I hope we can find answers and solutions to some current problems in the world of luminescence thermometry. Especially in the biomedical field there are, without doubt, still many challenges ahead of us. Also aiming for multidisciplinary materials is far from a trivial task, so we hope we will be successful in our current undertakings! Luis Carlos, an expert in lanthanide thermometry from Aveiro University, has pointed out at a congress that we need to do efforts to find real applications in the coming 10 years for the thermometers we are developing, otherwise there will be no future for this field. I take these words very seriously and will try my best to make important contributions in the field. On another level, I hope to see my research group grow and I hope I can attract new and enthusiastic researchers to come work with us. Every new person brings in a fresh perspective and a set of ideas how to solve scientific questions. I also hope to see my current students grow as researchers, and I hope that they will find joy in all the discoveries they will make during their PhDs.
Describe your journey to becoming an independent researcher.
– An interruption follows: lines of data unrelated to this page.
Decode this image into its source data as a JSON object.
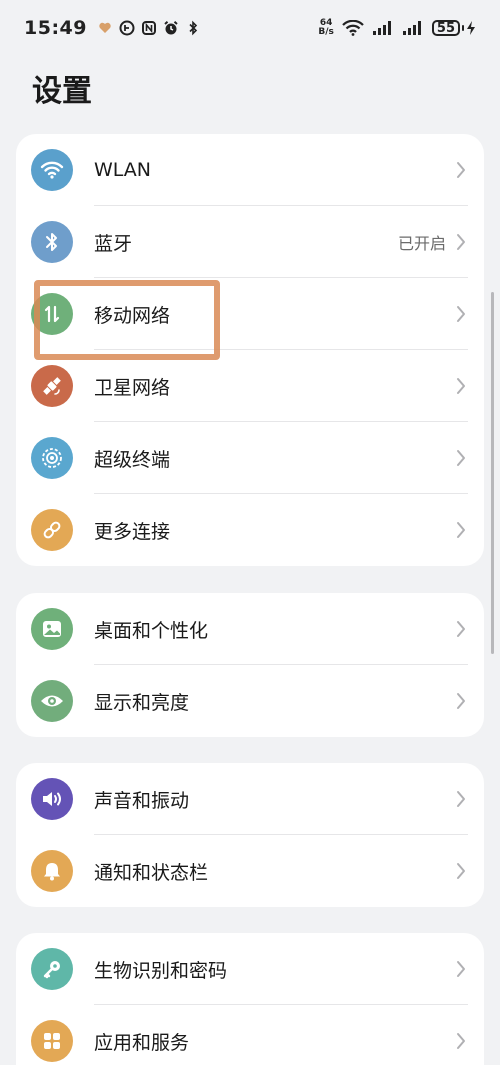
{
  "status_bar": {
    "time": "15:49",
    "net_speed_value": "64",
    "net_speed_unit": "B/s",
    "battery": "55"
  },
  "page": {
    "title": "设置"
  },
  "groups": [
    {
      "items": [
        {
          "label": "WLAN",
          "value": "",
          "icon": "wifi-icon",
          "color": "#5aa0cc"
        },
        {
          "label": "蓝牙",
          "value": "已开启",
          "icon": "bluetooth-icon",
          "color": "#6f9ecb"
        },
        {
          "label": "移动网络",
          "value": "",
          "icon": "mobile-data-icon",
          "color": "#6fb07a"
        },
        {
          "label": "卫星网络",
          "value": "",
          "icon": "satellite-icon",
          "color": "#c96a4a"
        },
        {
          "label": "超级终端",
          "value": "",
          "icon": "super-device-icon",
          "color": "#5aa7cf"
        },
        {
          "label": "更多连接",
          "value": "",
          "icon": "link-icon",
          "color": "#e3a855"
        }
      ]
    },
    {
      "items": [
        {
          "label": "桌面和个性化",
          "value": "",
          "icon": "wallpaper-icon",
          "color": "#6fb07a"
        },
        {
          "label": "显示和亮度",
          "value": "",
          "icon": "eye-icon",
          "color": "#72ad7c"
        }
      ]
    },
    {
      "items": [
        {
          "label": "声音和振动",
          "value": "",
          "icon": "volume-icon",
          "color": "#6453b6"
        },
        {
          "label": "通知和状态栏",
          "value": "",
          "icon": "bell-icon",
          "color": "#e3a855"
        }
      ]
    },
    {
      "items": [
        {
          "label": "生物识别和密码",
          "value": "",
          "icon": "key-icon",
          "color": "#5fb7a8"
        },
        {
          "label": "应用和服务",
          "value": "",
          "icon": "apps-icon",
          "color": "#e3a855"
        }
      ]
    }
  ],
  "colors": {
    "background": "#f1f2f4",
    "card": "#ffffff",
    "highlight": "#d98a55"
  }
}
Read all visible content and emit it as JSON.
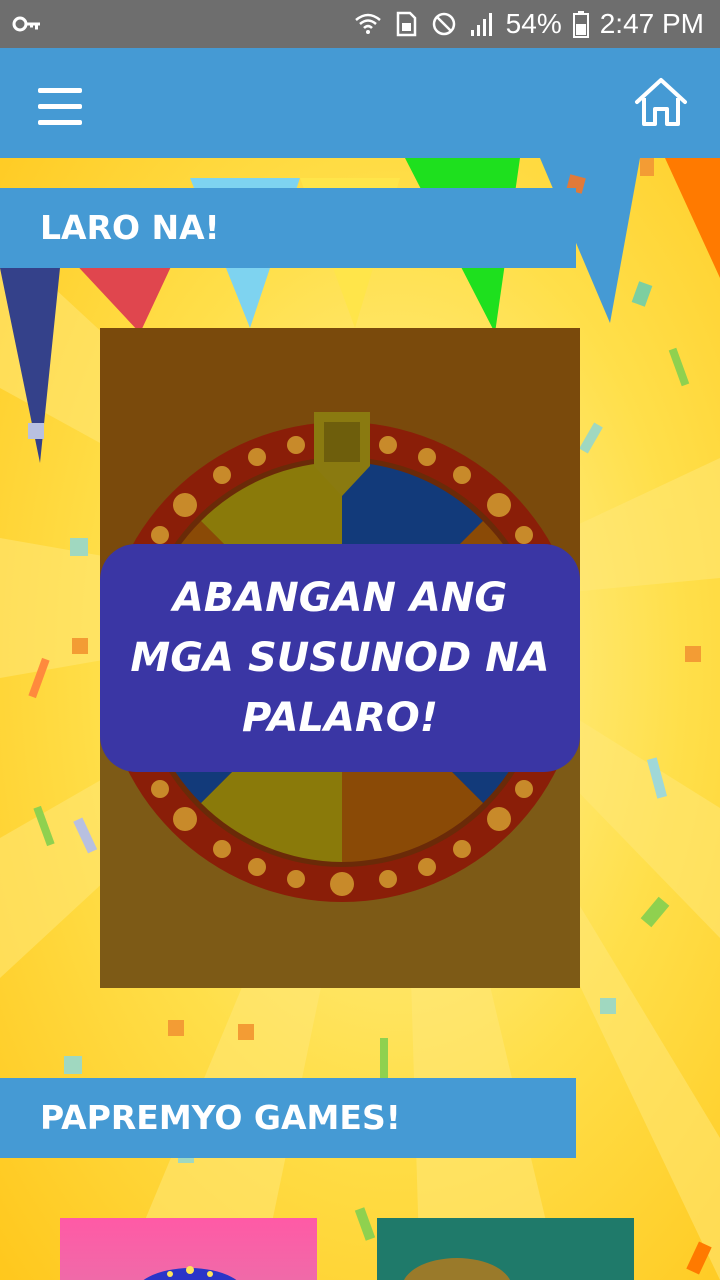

I have always known I wanted an academic career. This might have to do with the fact that my father is an academic professor. All the biographies he brought home to me about Marie Sklodowska-Curie, whom soon became someone I idolized, definitely had a huge impact. After obtaining a Master’s degree at Adam Mickiewicz University in Poland, I decided to pursue my PhD abroad at Ghent University in Belgium in the lab of Rik Van Deun. Back then, little did I know that this was the university I would, several years later, obtain a professor title. Although I obtained a tenure track position quite young the journey was not always smooth. Funding was not always easy to acquire and there were moments in my career when I was uncertain of what the future might bring. However, I was fortunate to have people at Ghent University who believed in me and supported me when yet another funding agency rejected my post doc applications. I am very grateful for that. I also have had the opportunity to carry out several very enriching stays abroad in the labs of Francisco Romero-Salguero (Cordoba University) and Andries Meijerink (Utrecht University). They have had a huge impact on my career development and finding my own path as an independent researcher. Many colleagues in the luminescence thermometry community have also had an impact on my growth to become an independent researcher. I am very lucky to work in this supportive community. It was a bumpy road, but 2020 brought many changes. A terrible year due to the COVID-19 outbreak, but for me a very good year in many ways as I was fortunate to have been awarded the Marie Sklodowska-Curie post-doctoral fellowship, a tenure track position at Ghent University and the ERC Starting Grant, all just a few months apart. Now I have lots of work to do, and I hope to show more really exciting and relevant research in the coming years.
What is the best piece of advice you have ever been given?
I am sure there has been a huge amount of very useful advice I have received over the years working in academia and long before that. I know they have had an important impact on my development. But actually the one advice that stuck most in my head comes from a book: “When you want something with all of your heart, the universe conspires to helping you achieve it” – The Alchemist Paulo Coelho. These words kept me dreaming big and not giving up even when I was facing huge obstacles. I believed that if an academic career was what I wanted, and I worked hard enough for it, eventually it would work out. And indeed, it did. Now I am at the start of my new adventure as an independent researcher running my own lab.
Why did you choose to publish in ChemComm?
ChemComm is a renowned journal with a broad readership in chemistry. In general I am very fond of RSC journals as the review time is always fast and the process very clear and transparent.